Yes, you are onto something. csc(x) has lots of 'unboundedness'.

 

[Ken]

when I graph either 2/sinX or 2cscX, I get at graph that looks like a graph of a secant as you might expect. In either case, I see a lot of verticle asymtotes that occur on the open interval. I still don't see a limit and I still don't understand how a limit at infinity can exist.

 

[stapel]

when I graph either 2/sinX or 2cscX, I get at graph that looks like a graph of a secant as you might expect.

How is the secant coming into play? (The cosecant would be understandable, but I'm not seeing how you're working the secant curve in...?)

What do you see (near and at zero) when you graph the basic sine wave?

In either case, I see a lot of verticle asymtotes that occur on the open interval.

You see a lot of vertical asymptotes on which open interval? You're looking close to zero, so -pi/2 to pi/2 should be more than enough. What are you seeing? (A link to a graph might be helpful...?)

I still don't see a limit and I still don't understand how a limit at infinity can exist.

Does your book not define what is meant by "a limit at infinity"? (It should say something like "the function grows without bound, as when approaching a vertical asymptote".)

Thank you!

Eliz.

 

[pka]

when I graph either 2/sinX or 2cscX, I get at graph that looks like a graph of a secant as you might expect. In either case, I see a lot of verticle asymtotes that occur on the open interval. I still don't see a limit and I still don't understand how a limit at infinity can exist.

It cannot have a limit at zero in most treatments of limits.
But there are some textbooks that take weird liberties with standard definitions. You should read very carefully what your text has to say about “infinite limits”.

On the other hand, it may be that the answer key is simply wrong or it may be a typo.

In any case, a mathematician will say that there is no limit at zero.

 

[Ken]

First, I want to thank you for your patience.


The secant is not coming into play.
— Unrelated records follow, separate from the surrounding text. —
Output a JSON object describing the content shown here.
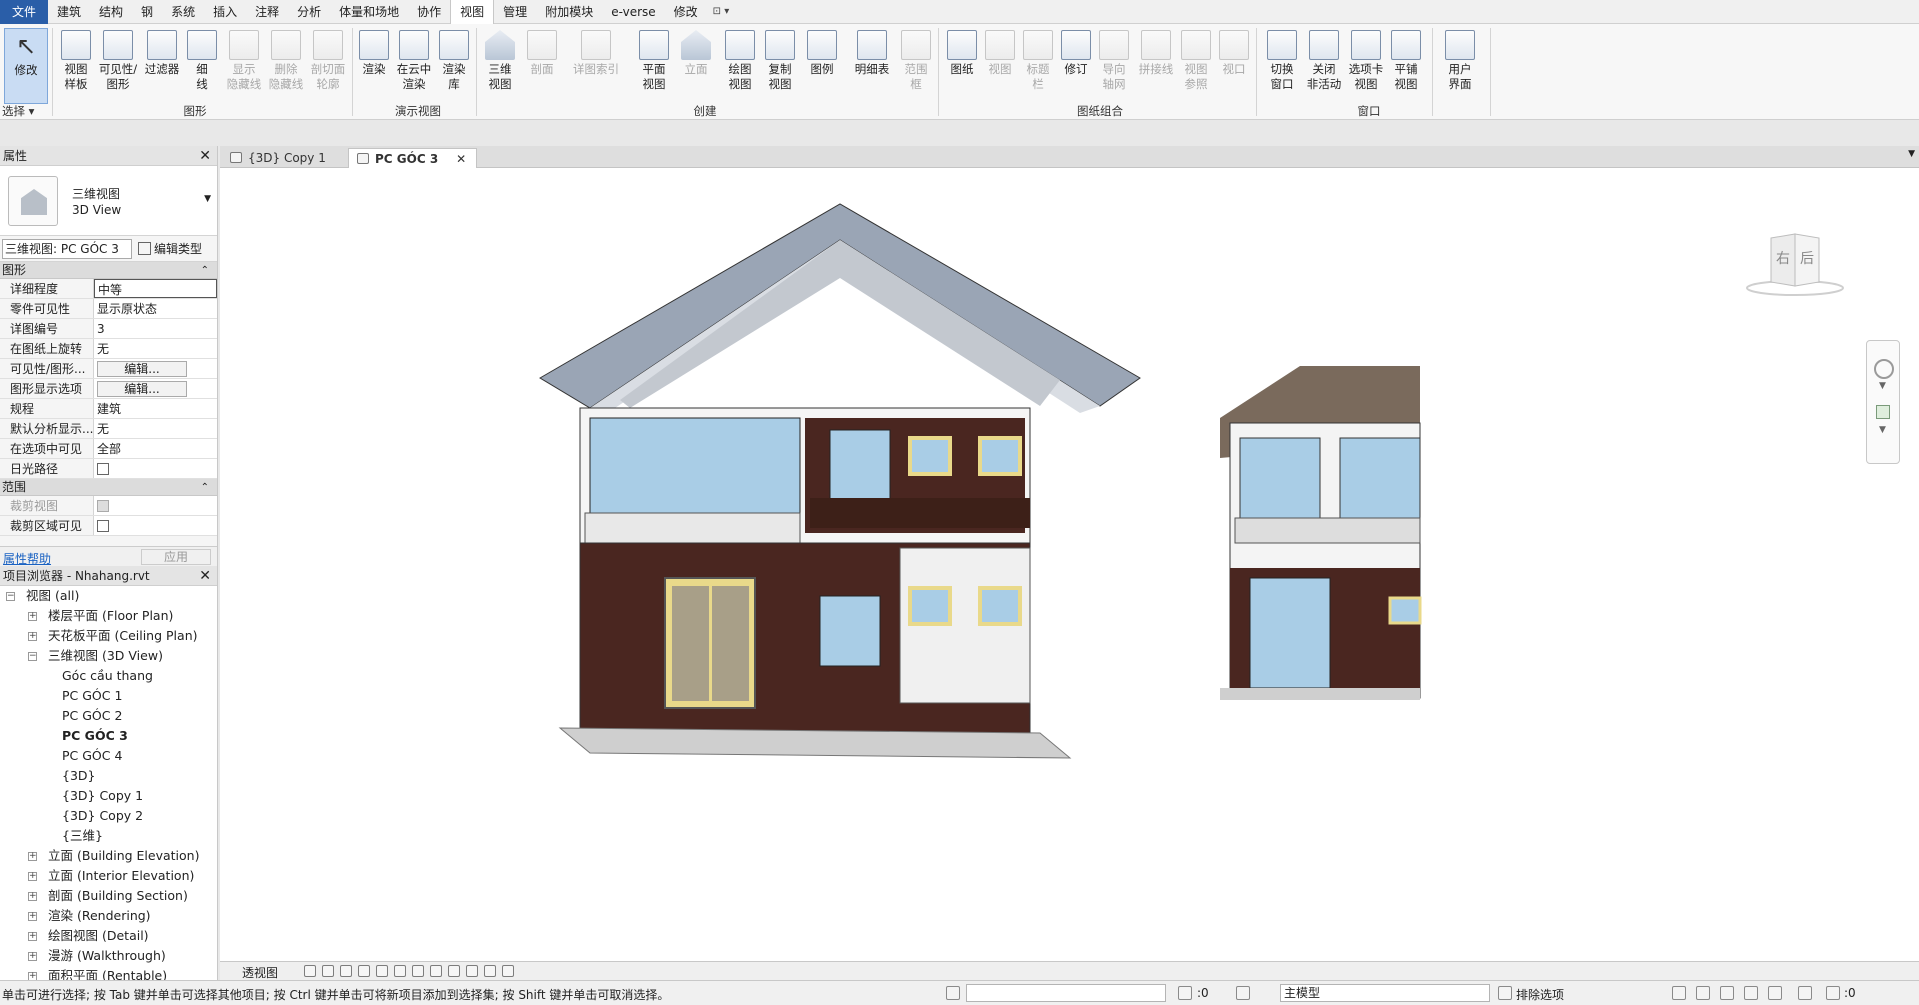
{
  "menu": {
    "file": "文件",
    "tabs": [
      "建筑",
      "结构",
      "钢",
      "系统",
      "插入",
      "注释",
      "分析",
      "体量和场地",
      "协作",
      "视图",
      "管理",
      "附加模块",
      "e-verse",
      "修改"
    ],
    "active_tab": "视图",
    "extra": "⊡ ▾"
  },
  "ribbon": {
    "modify": "修改",
    "select": "选择 ▾",
    "view_template": [
      "视图",
      "样板"
    ],
    "visibility": [
      "可见性/",
      "图形"
    ],
    "filters": "过滤器",
    "thin_lines": [
      "细",
      "线"
    ],
    "show_hidden": [
      "显示",
      "隐藏线"
    ],
    "remove_hidden": [
      "删除",
      "隐藏线"
    ],
    "cut_profile": [
      "剖切面",
      "轮廓"
    ],
    "graphics_group": "图形",
    "render": "渲染",
    "render_cloud": [
      "在云中",
      "渲染"
    ],
    "render_gallery": [
      "渲染",
      "库"
    ],
    "presentation_group": "演示视图",
    "three_d": [
      "三维",
      "视图"
    ],
    "section": "剖面",
    "callout": "详图索引",
    "plan_views": [
      "平面",
      "视图"
    ],
    "elevation": "立面",
    "drafting": [
      "绘图",
      "视图"
    ],
    "duplicate": [
      "复制",
      "视图"
    ],
    "legends": "图例",
    "schedules": "明细表",
    "scope_box": [
      "范围",
      "框"
    ],
    "create_group": "创建",
    "sheet": "图纸",
    "view": "视图",
    "title_block": [
      "标题",
      "栏"
    ],
    "revisions": "修订",
    "guide_grid": [
      "导向",
      "轴网"
    ],
    "matchline": "拼接线",
    "view_reference": [
      "视图",
      "参照"
    ],
    "viewports": "视口",
    "sheet_group": "图纸组合",
    "switch_windows": [
      "切换",
      "窗口"
    ],
    "close_inactive": [
      "关闭",
      "非活动"
    ],
    "tab_views": [
      "选项卡",
      "视图"
    ],
    "tile_views": [
      "平铺",
      "视图"
    ],
    "windows_group": "窗口",
    "user_interface": [
      "用户",
      "界面"
    ]
  },
  "view_tabs": [
    {
      "label": "{3D} Copy 1",
      "active": false
    },
    {
      "label": "PC GÓC 3",
      "active": true
    }
  ],
  "properties": {
    "title": "属性",
    "type_name": [
      "三维视图",
      "3D View"
    ],
    "view_selector": "三维视图: PC GÓC 3",
    "edit_type": "编辑类型",
    "graphics_section": "图形",
    "rows": [
      {
        "k": "详细程度",
        "v": "中等"
      },
      {
        "k": "零件可见性",
        "v": "显示原状态"
      },
      {
        "k": "详图编号",
        "v": "3"
      },
      {
        "k": "在图纸上旋转",
        "v": "无"
      },
      {
        "k": "可见性/图形...",
        "v": "编辑..."
      },
      {
        "k": "图形显示选项",
        "v": "编辑..."
      },
      {
        "k": "规程",
        "v": "建筑"
      },
      {
        "k": "默认分析显示...",
        "v": "无"
      },
      {
        "k": "在选项中可见",
        "v": "全部"
      },
      {
        "k": "日光路径",
        "v": ""
      }
    ],
    "extents_section": "范围",
    "extent_rows": [
      {
        "k": "裁剪视图",
        "v": ""
      },
      {
        "k": "裁剪区域可见",
        "v": ""
      }
    ],
    "help": "属性帮助",
    "apply": "应用"
  },
  "browser": {
    "title": "项目浏览器 - Nhahang.rvt",
    "items": [
      {
        "label": "视图 (all)",
        "level": 0,
        "exp": "−"
      },
      {
        "label": "楼层平面 (Floor Plan)",
        "level": 1,
        "exp": "+"
      },
      {
        "label": "天花板平面 (Ceiling Plan)",
        "level": 1,
        "exp": "+"
      },
      {
        "label": "三维视图 (3D View)",
        "level": 1,
        "exp": "−"
      },
      {
        "label": "Góc cầu thang",
        "level": 2,
        "exp": ""
      },
      {
        "label": "PC GÓC 1",
        "level": 2,
        "exp": ""
      },
      {
        "label": "PC GÓC 2",
        "level": 2,
        "exp": ""
      },
      {
        "label": "PC GÓC 3",
        "level": 2,
        "exp": "",
        "bold": true
      },
      {
        "label": "PC GÓC 4",
        "level": 2,
        "exp": ""
      },
      {
        "label": "{3D}",
        "level": 2,
        "exp": ""
      },
      {
        "label": "{3D} Copy 1",
        "level": 2,
        "exp": ""
      },
      {
        "label": "{3D} Copy 2",
        "level": 2,
        "exp": ""
      },
      {
        "label": "{三维}",
        "level": 2,
        "exp": ""
      },
      {
        "label": "立面 (Building Elevation)",
        "level": 1,
        "exp": "+"
      },
      {
        "label": "立面 (Interior Elevation)",
        "level": 1,
        "exp": "+"
      },
      {
        "label": "剖面 (Building Section)",
        "level": 1,
        "exp": "+"
      },
      {
        "label": "渲染 (Rendering)",
        "level": 1,
        "exp": "+"
      },
      {
        "label": "绘图视图 (Detail)",
        "level": 1,
        "exp": "+"
      },
      {
        "label": "漫游 (Walkthrough)",
        "level": 1,
        "exp": "+"
      },
      {
        "label": "面积平面 (Rentable)",
        "level": 1,
        "exp": "+"
      }
    ]
  },
  "viewcube": {
    "left": "右",
    "back": "后"
  },
  "view_control": {
    "label": "透视图"
  },
  "status": {
    "message": "单击可进行选择; 按 Tab 键并单击可选择其他项目; 按 Ctrl 键并单击可将新项目添加到选择集; 按 Shift 键并单击可取消选择。",
    "zero_a": ":0",
    "model": "主模型",
    "exclude": "排除选项",
    "filter_count": ":0"
  },
  "colors": {
    "accent": "#2a5ea8",
    "brick": "#4a2620",
    "roof": "#9aa5b5",
    "frame": "#e9d98a",
    "glass": "#a9cde6"
  }
}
That was a poor attempt on my part to describe the graph that I get when I graph 2/sin(x) or 2csc(x).

It is not a sine wave but, as x approaches 0 from the right, the graph increases w/o bound.

My book describes properties of infinite limits by saying (for the quotient)

lim f(x)=infinity as x->c and

lim g(x)= L as X->c

Then

lim g(x)/f(x)= 0 as x->c

so, in my example; g(x) = 2

and as x approaches 0 from the right, the sin (0) tends toward 0 so the limit is infinite?

I would think it would be undefined and you could expect a verticle asymptote that increases w/o bound at 0.

Thanks again.

 

[galactus]

\(\displaystyle \L\\2\lim_{x\to\0^{+}}csc(x)=\infty\)

\(\displaystyle \L\\2\lim_{x\to\0^{-}}csc(x)=-\infty\)

As you can see, the one-sided limits are different.

Thereofre, the limit does not exist.

You can see by the graph.

 

[Ken]

one sided limits

I think I see now. Your graph is what I was getting and there is the verticle asymptote at zero; increasing without bound.

I would have posted my graph if I had known how to do that.


I want to thank you folks for your help in my endeavor to understand this stuff. I know that you are taking time out of your schedule to help people like me and I want all of you to know that it doesn't go unappreciated.

I'm gonna go and try to digest what we have covered today.